Belfast man Francis Smith jailed after rifle 'for shooting vermin' found in attic of flat

By Ashleigh McDonald

A Belfast man caught in possession of a rifle found in the roof space of his flat has been handed an 18-month prison sentence.

Francis Gerard Patrick Smith, from Glenmurray Court, claimed he bought the weapon in a local pub and used it to kill vermin.

The 40-year-old was informed by Judge Patricia Smyth that he will spend nine months of the sentence in jail, with the remaining nine on supervised licence.

Belfast Crown Court heard that Smith was alcohol dependant and had a range of health issues stemming from a hatchet attack in 2012.

The court also heard that while Smith initially denied knowing about the rifle and ammunition found in his flat, the Crown was not accepting his claim that he bought the gun to kill vermin.

At a previous hearing, prosecutor Philip Henry said Smith's home - at the time a flat on Springfield Road - was searched on February 26 last year.

Both the rifle and an air gun were located in a bag in the roof space of the property. Also found during the search was a silencer and a total of 50 .22 calibre bullets.

Mr Henry said the rifle had been stolen during the burglary of a property in January 2015, and that the previous owner had used it for recreational shooting on a firing range.

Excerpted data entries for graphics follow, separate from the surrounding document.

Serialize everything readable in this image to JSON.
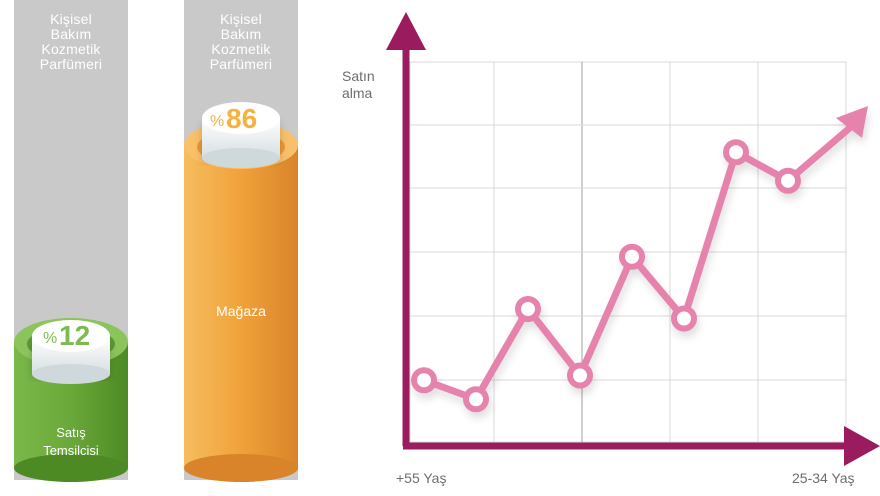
{
  "colors": {
    "left_cylinder": "#6aa83a",
    "right_cylinder": "#f0a23a",
    "left_pct_text": "#7dbb52",
    "right_pct_text": "#f5b23e",
    "chart_line": "#e683ad",
    "axis": "#9b1c5e",
    "grid": "#d8d8d8",
    "column_bg": "#c9c9c9"
  },
  "columns": [
    {
      "title_lines": [
        "Kişisel",
        "Bakım",
        "Kozmetik",
        "Parfümeri"
      ],
      "percent_sign": "%",
      "percent_value": "12",
      "value": 12,
      "label_lines": [
        "Satış",
        "Temsilcisi"
      ]
    },
    {
      "title_lines": [
        "Kişisel",
        "Bakım",
        "Kozmetik",
        "Parfümeri"
      ],
      "percent_sign": "%",
      "percent_value": "86",
      "value": 86,
      "label_lines": [
        "Mağaza"
      ]
    }
  ],
  "chart_data": [
    {
      "type": "bar",
      "categories": [
        "Satış Temsilcisi",
        "Mağaza"
      ],
      "values": [
        12,
        86
      ],
      "category_group": "Kişisel Bakım Kozmetik Parfümeri"
    },
    {
      "type": "line",
      "ylabel_lines": [
        "Satın",
        "alma"
      ],
      "x_start_label": "+55 Yaş",
      "x_end_label": "25-34 Yaş",
      "x": [
        1,
        2,
        3,
        4,
        5,
        6,
        7,
        8
      ],
      "values": [
        1.3,
        0.9,
        2.8,
        1.4,
        3.9,
        2.6,
        6.1,
        5.5
      ],
      "ylim": [
        0,
        8
      ],
      "grid": true,
      "trend_arrow": true
    }
  ]
}
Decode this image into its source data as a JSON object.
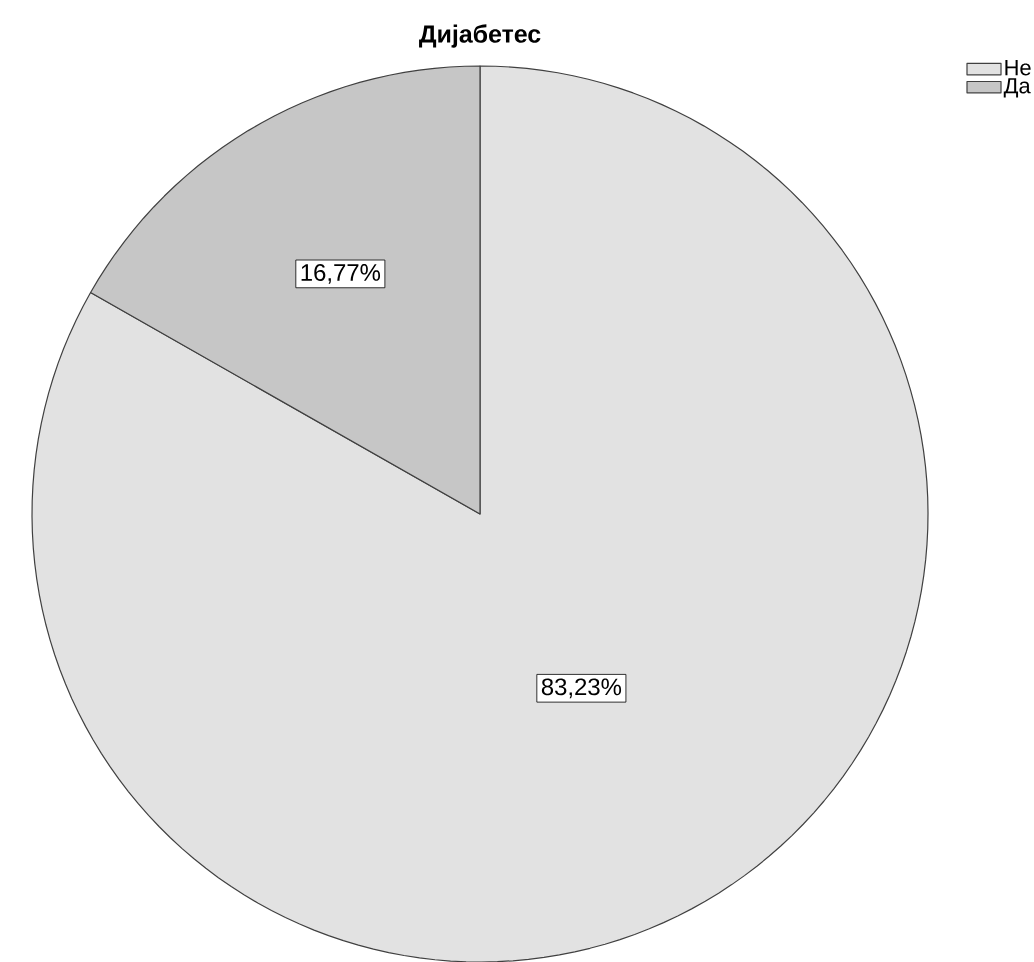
{
  "chart_data": {
    "type": "pie",
    "title": "Дијабетес",
    "categories": [
      "Не",
      "Да"
    ],
    "values": [
      83.23,
      16.77
    ],
    "value_labels": [
      "83,23%",
      "16,77%"
    ],
    "colors": [
      "#e2e2e2",
      "#c6c6c6"
    ],
    "legend": "top right"
  }
}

Telling Judge Smyth that the defendant was not facing any charges linked to the burglary, the Crown barrister added there was no evidence the weapon had been used following the break-in.

Regarding the air gun, Mr Henry said it had been designed to resemble a Beretta self-loading pistol, but that at the time of the search was not functioning.

Mr Henry also said that after he was arrested Smith was interviewed by police but gave a "no comment" response.

He did, however, subsequently plead guilty to four charges - two counts of possessing a firearm in suspicious circumstances, possessing ammunition in suspicious circumstances, and possessing an air gun without a firearms certificate.

Defence barrister Neil Fox said his client was an alcoholic who was in need of treatment and was more a danger to himself than to the public.

Revealing it was Smith's case that he purchased the rifle to shoot vermin, Mr Fox said the weapon in question was neither easy to carry about nor the type of gun usually associated with paramilitaries.

Mr Fox also said Smith's criminal record did not include any relevant offences, adding he hadn't been before the court in 13 years.